Chapter Twenty Six

Start from the beginning
                                    

I woke up like I had for the past two weeks and three days. I know that waking up is natural. But you don't know how systematic and unnatural it is when you have nothing to wake up for or have no one to wake up for.

I rolled off the mattress in my empty room before standing and walking to the bathroom. When I moved back into the apartment block I had no furniture, so Gary gave moved the old couches from his office up to my apartment. I also was given a new simple bed frame and mattress when the insurance company payed out the damage to Gary. I felt so bad seeing as they didn't believe that it wasn't done for insurance money, but the confession of Sam to the police did the trick. The table and chairs remained, salvaged from the flooding, but that was it. I was living out of a suitcase.

The police payed for me to sleep in a hotel, and then replaced my damaged phone. They retrieved my sim so it was put into the new phone. I don't know whether or not it was a good or bad thing, as I now had all the pictures of me and Taylor. I mean I could just delete them. But I didn't want to.

When I turned my phone on it was also flooded by messages from Hayley and Chad, Jeremy and Kat, Justin and his girlfriend Jana. All of them checking up on me and seeing that I was okay. All these couples. Perfect pairs. But Taylor never sent me a message. At first I was annoyed, but then what was to expect when I broke his heart, and mine also in the process.

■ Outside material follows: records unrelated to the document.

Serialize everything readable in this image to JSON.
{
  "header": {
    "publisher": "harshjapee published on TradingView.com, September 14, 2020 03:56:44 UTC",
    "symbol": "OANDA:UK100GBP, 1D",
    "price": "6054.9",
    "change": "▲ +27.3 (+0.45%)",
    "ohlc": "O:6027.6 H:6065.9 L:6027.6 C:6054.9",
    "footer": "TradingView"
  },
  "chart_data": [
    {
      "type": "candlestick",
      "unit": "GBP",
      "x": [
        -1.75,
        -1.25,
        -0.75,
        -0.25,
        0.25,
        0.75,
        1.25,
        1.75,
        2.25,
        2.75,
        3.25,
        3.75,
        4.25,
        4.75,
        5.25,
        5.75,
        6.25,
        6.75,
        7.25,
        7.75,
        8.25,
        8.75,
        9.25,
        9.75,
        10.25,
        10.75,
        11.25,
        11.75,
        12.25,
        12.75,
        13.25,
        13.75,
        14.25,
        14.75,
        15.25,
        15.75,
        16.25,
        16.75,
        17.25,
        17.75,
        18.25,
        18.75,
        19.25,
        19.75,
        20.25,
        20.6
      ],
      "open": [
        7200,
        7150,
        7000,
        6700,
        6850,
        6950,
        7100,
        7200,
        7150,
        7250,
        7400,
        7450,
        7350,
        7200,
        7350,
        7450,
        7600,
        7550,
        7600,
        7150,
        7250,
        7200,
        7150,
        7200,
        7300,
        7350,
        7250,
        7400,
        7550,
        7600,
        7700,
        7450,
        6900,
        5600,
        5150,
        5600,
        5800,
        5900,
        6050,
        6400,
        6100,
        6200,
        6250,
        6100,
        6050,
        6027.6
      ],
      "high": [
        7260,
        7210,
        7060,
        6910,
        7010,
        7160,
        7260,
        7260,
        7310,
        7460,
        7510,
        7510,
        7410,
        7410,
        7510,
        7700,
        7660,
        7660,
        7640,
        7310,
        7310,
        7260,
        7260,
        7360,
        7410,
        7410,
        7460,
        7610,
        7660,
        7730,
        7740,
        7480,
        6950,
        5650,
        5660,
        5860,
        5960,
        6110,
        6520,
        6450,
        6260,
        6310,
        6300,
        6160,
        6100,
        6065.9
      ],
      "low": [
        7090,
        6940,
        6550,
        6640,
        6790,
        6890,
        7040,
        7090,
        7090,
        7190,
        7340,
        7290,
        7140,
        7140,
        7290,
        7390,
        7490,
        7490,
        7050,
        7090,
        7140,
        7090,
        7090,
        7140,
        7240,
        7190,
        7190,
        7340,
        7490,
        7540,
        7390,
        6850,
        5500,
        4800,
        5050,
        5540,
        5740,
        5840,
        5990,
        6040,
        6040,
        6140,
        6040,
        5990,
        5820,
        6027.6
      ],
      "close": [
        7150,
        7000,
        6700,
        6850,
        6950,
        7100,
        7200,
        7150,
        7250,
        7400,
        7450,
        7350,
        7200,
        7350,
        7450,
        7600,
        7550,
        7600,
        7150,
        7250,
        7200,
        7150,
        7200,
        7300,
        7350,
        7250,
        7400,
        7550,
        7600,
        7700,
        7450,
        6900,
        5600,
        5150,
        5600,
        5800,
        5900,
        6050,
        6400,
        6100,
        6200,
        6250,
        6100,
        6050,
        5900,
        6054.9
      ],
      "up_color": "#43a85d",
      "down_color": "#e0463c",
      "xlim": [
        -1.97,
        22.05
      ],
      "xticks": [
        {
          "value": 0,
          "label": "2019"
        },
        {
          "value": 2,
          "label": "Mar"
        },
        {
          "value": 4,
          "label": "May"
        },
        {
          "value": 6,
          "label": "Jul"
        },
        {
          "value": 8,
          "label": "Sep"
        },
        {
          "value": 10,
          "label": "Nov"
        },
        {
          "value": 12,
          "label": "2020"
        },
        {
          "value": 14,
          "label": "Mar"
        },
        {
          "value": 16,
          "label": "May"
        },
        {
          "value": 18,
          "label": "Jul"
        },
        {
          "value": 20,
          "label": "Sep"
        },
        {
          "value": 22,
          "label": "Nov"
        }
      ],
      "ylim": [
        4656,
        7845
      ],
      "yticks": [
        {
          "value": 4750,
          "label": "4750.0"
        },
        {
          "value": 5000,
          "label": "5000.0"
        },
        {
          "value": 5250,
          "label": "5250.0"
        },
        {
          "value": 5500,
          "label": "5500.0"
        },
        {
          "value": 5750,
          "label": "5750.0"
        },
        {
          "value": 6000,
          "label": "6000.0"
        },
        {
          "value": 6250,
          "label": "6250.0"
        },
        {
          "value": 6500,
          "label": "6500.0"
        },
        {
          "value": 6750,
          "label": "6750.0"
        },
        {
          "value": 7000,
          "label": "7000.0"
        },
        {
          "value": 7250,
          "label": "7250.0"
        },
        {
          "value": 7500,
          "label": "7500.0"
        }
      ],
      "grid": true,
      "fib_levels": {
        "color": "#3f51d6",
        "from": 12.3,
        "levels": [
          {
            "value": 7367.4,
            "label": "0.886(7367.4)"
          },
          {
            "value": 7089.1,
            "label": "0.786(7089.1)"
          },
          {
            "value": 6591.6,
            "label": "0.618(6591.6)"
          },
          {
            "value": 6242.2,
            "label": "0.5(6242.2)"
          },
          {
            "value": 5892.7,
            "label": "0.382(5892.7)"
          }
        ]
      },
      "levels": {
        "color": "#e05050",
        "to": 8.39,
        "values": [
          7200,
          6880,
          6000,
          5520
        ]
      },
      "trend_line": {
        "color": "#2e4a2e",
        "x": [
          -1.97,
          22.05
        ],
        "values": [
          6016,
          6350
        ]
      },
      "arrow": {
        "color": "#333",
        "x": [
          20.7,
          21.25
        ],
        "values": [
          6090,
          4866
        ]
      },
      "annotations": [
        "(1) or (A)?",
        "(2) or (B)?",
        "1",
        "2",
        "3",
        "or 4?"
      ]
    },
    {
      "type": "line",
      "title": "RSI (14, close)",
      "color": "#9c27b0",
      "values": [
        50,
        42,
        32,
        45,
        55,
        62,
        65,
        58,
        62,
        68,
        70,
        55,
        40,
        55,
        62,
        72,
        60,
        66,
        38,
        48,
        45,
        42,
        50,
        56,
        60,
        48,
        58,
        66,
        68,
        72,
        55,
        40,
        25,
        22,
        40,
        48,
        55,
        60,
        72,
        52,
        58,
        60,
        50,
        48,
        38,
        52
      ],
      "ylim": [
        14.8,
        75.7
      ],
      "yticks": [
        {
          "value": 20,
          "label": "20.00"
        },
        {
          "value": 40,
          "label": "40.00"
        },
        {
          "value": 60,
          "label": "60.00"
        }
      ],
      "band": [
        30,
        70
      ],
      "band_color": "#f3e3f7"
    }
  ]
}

I texted Jeremy and Hayley continually though. We didn't talk about Taylor and sad stuff, just laughed at stupid things and talked about make up and clothes (that was more with Hayley). Kat and I also texted and even met up for coffee one afternoon. And once again, Taylor wasn't mentioned. Of course it meant that I didn't have to think about him if he wasn't talked of...but I couldn't help but to think of him.

I was constantly reminded of him on my social media. People tweeted me about us, asking if we were a couple. They sent me screen grabs of the time Taylor tweeted how he wanted to hear me laugh. I cried over that for days.

Because I had been texting Hayley and Jeremy, I knew that they were due to be back today from Australia. I was nervous at the idea of Taylor being in the same country even though I most likely wouldn't see him again. I realised I would just have to live my life in regret, wishing I never said that we couldn't be together.

After I pulled on a random t-shirt and my black skinny jeans, I decided that I would go downstairs to check my mail. Something compelled me to do so that day. I walked downstairs and opened the little door for my apartment. Gary passed in the hall. "Got mail?" He said. "Nah," I said not bothering to look. "Are you sure?" I turned and saw the thin, square wrapped in purple paper. A sticky label was stuck to the back with the familiar handwriting spelling out "form Taylor." I gently pulled it out as if it would crumble into dust. I peeled away the paper down the centre. Taylor's face, with a long beard, looking straight at me. I pulled the rest of the paper away. Hayley and Jeremy showed up now. I held the plastic case in my hands, the holy grail like object. I flipped the cd over and let my eyes look over the songs, stopping at "Last Hope."

I ran upstairs and put the cd into my laptop. The beat to "Fast In My Car" started to play. I turned it up. As loud as it could go. I started to dance around my apartment, jumping and screaming. Laughing. It was amazing. But as soon as Last Hope started to play, I skipped it. I didn't want to be reminded of it all. Of Taylor. Of the pain. Of the happiness I threw away.

I probably replayed the album 5 times that day. Every time, I skipped Last Hope. I started to read the lyrics in the booklet. Taylor and Hayley and Jeremy were talented as fuck. When I finished reading the lyrics for Part II I flipped the page and caught my breath. "Last Hope" ran across the top of the page in the new font. I sighed. I'd have to do it sooner or later.